AL PASO / Perdonar a los que nos ofenden

RAMÓN GÓMEZ CARRIÓN

Si usted no se considera cristiano olvídese de seguir leyendo estas líneas que difícilmente podrían dejar indiferente a Oriol Junqueras, el más famoso de los independentistas sentados estos días en el banquillo del que se escaqueó Puigdemont con su fuga a Bruselas. Junqueras se proclama cristiano practicante. Mi artículo tiene, como fondo, el Padre Nuestro y más concretamente esa frase comprometida que dice: “Perdona nuestras ofensas como también nosotros perdonamos a los que nos ofenden”.

Los acusados del juicio del 'procés', en la segunda sesión en el Tribunal. Foto: RTVE¿Debo perdonar a Junqueras? Creo que sí, pero más debería perdonar a Pedro Sánchez, porque casi me ha ofendido más que el líder de Ezquerra Republicana de Cataluña. Y es que una cosa es que unos españolitos que no quieren ser españoles se mofen de todos nosotros y otra que un españolito, como Sánchez, que defiende (o dice defender) la Constitución se pusiera  a negociar con Torra, de igual a igual, el futuro de Cataluña, como si el resto de regiones no tuvieran futuro que negociar. El pecado de Sánchez es también más grave que el de Torra, que se mantiene en sus trece, independentista y con entrada solemne en el monasterio de Monserrat, donde hay un abad y unos monjes que no tienen nada que perdonarle porque son de su misma cuerda y dicen que romper España, para que Cataluña sea una, grande y libre, no es pecado.

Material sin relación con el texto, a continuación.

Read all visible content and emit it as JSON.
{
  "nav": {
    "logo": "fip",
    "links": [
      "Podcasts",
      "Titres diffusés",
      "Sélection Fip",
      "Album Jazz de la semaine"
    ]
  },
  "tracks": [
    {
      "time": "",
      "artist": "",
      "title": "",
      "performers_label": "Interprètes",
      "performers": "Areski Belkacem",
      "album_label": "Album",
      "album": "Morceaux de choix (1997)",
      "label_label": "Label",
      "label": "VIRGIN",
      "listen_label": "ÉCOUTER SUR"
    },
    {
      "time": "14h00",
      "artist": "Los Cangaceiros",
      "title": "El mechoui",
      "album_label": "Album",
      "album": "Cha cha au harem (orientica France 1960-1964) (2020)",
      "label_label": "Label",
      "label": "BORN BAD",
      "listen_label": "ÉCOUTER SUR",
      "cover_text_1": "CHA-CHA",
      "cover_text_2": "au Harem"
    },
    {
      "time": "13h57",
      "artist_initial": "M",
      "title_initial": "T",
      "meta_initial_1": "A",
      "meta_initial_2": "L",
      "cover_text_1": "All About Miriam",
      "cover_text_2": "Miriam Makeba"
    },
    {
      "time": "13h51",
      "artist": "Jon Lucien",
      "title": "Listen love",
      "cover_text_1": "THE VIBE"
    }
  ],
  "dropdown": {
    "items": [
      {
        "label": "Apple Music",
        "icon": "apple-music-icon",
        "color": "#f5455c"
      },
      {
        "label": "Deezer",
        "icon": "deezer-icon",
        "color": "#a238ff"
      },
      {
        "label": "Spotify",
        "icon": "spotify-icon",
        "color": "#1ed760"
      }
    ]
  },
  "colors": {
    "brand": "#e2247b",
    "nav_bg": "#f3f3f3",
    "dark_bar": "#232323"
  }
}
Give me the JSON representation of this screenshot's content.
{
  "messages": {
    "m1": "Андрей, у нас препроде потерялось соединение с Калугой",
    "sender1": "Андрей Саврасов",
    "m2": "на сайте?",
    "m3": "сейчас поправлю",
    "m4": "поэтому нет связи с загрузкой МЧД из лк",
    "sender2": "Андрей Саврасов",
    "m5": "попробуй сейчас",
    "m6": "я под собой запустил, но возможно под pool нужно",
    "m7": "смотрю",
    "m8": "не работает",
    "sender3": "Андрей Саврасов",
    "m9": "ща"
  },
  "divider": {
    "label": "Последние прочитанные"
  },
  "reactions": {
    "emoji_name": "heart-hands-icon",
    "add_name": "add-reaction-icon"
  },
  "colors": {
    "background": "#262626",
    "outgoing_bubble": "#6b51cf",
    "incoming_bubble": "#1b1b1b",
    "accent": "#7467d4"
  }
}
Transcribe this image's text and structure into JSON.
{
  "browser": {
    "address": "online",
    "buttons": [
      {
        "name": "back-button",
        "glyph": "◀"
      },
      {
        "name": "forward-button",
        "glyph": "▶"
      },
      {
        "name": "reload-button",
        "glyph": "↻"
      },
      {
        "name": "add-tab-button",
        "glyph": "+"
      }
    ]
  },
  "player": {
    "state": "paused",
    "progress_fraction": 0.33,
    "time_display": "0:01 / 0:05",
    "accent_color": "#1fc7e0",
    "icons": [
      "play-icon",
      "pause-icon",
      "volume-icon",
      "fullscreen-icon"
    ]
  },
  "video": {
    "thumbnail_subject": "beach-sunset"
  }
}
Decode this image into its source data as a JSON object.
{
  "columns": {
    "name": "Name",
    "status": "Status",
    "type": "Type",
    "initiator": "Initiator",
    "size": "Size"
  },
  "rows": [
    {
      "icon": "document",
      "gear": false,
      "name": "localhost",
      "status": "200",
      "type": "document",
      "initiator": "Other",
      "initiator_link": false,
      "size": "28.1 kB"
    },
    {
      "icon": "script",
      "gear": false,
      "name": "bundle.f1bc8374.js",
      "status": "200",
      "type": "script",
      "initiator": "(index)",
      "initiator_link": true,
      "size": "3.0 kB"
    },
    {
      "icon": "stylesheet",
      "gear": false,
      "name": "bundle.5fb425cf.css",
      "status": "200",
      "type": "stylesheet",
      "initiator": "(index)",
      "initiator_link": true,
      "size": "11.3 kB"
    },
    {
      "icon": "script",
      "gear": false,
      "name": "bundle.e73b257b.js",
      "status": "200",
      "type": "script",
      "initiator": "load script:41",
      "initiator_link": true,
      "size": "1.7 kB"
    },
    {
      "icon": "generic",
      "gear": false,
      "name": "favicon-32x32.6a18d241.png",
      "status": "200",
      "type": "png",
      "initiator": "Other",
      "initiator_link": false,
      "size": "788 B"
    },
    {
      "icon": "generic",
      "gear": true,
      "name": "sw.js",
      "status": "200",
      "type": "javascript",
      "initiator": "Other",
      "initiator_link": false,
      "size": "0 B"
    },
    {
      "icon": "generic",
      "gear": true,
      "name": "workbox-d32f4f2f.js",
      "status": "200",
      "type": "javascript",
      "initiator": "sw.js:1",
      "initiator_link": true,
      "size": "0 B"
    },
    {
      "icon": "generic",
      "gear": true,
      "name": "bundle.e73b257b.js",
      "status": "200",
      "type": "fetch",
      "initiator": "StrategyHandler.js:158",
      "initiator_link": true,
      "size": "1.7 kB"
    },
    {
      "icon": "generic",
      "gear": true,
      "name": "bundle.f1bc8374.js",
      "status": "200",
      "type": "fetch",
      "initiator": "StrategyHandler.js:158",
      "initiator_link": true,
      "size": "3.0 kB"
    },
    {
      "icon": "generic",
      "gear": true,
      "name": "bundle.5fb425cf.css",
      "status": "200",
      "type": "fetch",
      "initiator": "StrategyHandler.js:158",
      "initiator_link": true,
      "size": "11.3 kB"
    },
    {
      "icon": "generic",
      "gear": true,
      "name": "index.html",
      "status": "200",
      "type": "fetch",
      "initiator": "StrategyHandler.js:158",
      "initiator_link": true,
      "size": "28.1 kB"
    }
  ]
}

Un golpe de Estado como una casa no deja de ser pecado mortal aunque lo bendigan (de una forma que considero blasfema) unos supuestamente monjes que están apoyando el enfrentamiento y el odio de unos catalanes ‘inde’ contra otros catalanes que quieren vivir como lo hicieron sus antepasados durante más de quinientos años. Estos dirigentes independentistas no ignoran que, hace 40 años, los catalanes votaron masivamente (92%) la Constitución. Pero ahora se aprovechan del Estado de las Autonomías, para siendo representantes de ese Estado en Cataluña intentar romper la unidad de la nación española desde dentro del sistema. ¿Cómo se tolera por el Gobierno que su máximo representante en Cataluña presuma con su lazo amarillo de querer romper el Estado y se mofe de las instituciones apoyando a los golpistas incluso en la sala donde se les juzga por secesionismo, rebelión y malversación?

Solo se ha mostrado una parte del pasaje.